Pakistan mosque raids leave 70 dead

LAHORE: Gunmen yesterday stormed two Pakistani mosques belonging to a minority sect in Lahore, taking worshippers hostage and sparking gun battles with police that left 70 people dead.

Squads of militants burst into prayer halls firing guns, throwing grenades and taking hostages in the deadliest attack on Pakistan’s second-biggest city – increasingly hit by Taliban and al-Qa’ida-linked violence.  Both mosques, in upmarket Model Town and the busy area of Garhi Shahu, belonged to the Ahmadi community, also known as Qadiani, which has tens of thousands of members.

Pakistan’s leading rights group said the community had received threats in Lahore for more than a year.  The attacks sparked more than two hours of gun battles with police and commandos, as bursts of heavy gunfire rocked the neighbourhoods and rescue services raced through the streets to tend to the victims.

As the standoff ended in both locations, officials spoke of scenes of carnage – particularly in Garhi Shahu where dozens of bodies were found. “At least 70 people have been killed in both the attacks,” said Sajjad Bhutta, the top city administrative official in Lahore.  Rizwan Nasir, head of the rescue services in Lahore, said 108 people were wounded as police continued to search for any remaining attackers.

District civil defence official Muzhar Ahmed said earlier 42 bodies from Garhi Shahu had been recovered so far. A further 22 died in Model Town, he said.  Taliban and al-Qa’ida-linked attacks have increasingly hit the city of eight million near the Indian border as part of a nationwide bombing campaign that has killed more than 3300 people in three years in nuclear-armed Pakistan.

Speaking after a two-hour battle that wrested control of the Model Town mosque, senior police official Rana Ayaz said three attackers had managed to get on to the roof.   One of the attackers blew himself up and two were arrested – one of them a teenager and the other seriously wounded.  “They came into the mosque from the back and started firing. They were armed with hand grenades and suicide vests and other weapons,” Mr Ayaz said.

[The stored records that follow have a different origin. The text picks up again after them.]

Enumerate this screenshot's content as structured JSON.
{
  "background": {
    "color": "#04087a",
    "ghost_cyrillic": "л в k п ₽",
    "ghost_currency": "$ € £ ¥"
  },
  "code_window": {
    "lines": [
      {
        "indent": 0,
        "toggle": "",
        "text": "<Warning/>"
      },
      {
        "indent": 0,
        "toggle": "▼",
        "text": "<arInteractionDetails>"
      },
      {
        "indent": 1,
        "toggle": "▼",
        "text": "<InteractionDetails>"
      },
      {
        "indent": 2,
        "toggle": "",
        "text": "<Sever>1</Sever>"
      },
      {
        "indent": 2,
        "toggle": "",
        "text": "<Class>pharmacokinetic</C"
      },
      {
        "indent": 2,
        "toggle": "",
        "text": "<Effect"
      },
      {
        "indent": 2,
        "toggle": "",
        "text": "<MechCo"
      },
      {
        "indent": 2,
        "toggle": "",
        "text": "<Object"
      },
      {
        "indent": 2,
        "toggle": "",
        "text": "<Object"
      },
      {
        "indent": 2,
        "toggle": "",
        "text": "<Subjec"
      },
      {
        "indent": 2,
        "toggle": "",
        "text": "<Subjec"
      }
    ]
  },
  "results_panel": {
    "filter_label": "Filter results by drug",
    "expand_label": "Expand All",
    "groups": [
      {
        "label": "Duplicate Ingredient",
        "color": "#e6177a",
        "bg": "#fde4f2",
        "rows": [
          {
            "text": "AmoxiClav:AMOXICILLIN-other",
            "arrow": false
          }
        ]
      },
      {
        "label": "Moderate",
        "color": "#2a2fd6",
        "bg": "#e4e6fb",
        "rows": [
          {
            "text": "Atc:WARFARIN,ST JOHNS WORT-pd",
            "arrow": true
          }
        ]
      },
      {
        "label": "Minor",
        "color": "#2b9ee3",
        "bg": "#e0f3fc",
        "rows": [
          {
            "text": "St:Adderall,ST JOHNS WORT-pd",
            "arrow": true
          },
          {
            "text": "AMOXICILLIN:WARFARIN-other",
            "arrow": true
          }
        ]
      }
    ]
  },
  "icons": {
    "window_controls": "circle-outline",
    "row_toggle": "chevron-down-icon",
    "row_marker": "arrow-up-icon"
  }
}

Pakistani Prime Minister Yousuf Raza Gilani condemned the attacks, expressing “deep sorrow and grief over the loss of precious lives”.  Founded by Ghulam Ahmad, who was born in 1838, the Ahmadi sect has a number of unique views, including that Ahmad himself was a prophet and that Jesus died aged 120 in Srinagar, Kashmir.

Yesterday’s incident was the first major attack in Lahore since March suicide attacks seconds apart targeted the Pakistani military, killing 57 people shortly before the main weekly prayers were to begin. Eight attacks have killed more than 170 people in Lahore over the past year. Religious violence in Pakistan, mostly between majority Sunni Muslims and minority Shi’ites, has killed more than 4000 people in the past decade.

The Human Rights Commission of Pakistan said it had warned of threats against the Ahmadi community centre in Lahore for more than a year and demanded “foolproof security and protection” from the government.

It expressed concern over “the increasing sectarian dimension” of militancy in Pakistan, a scourge it called “a big security threat to the entire society”.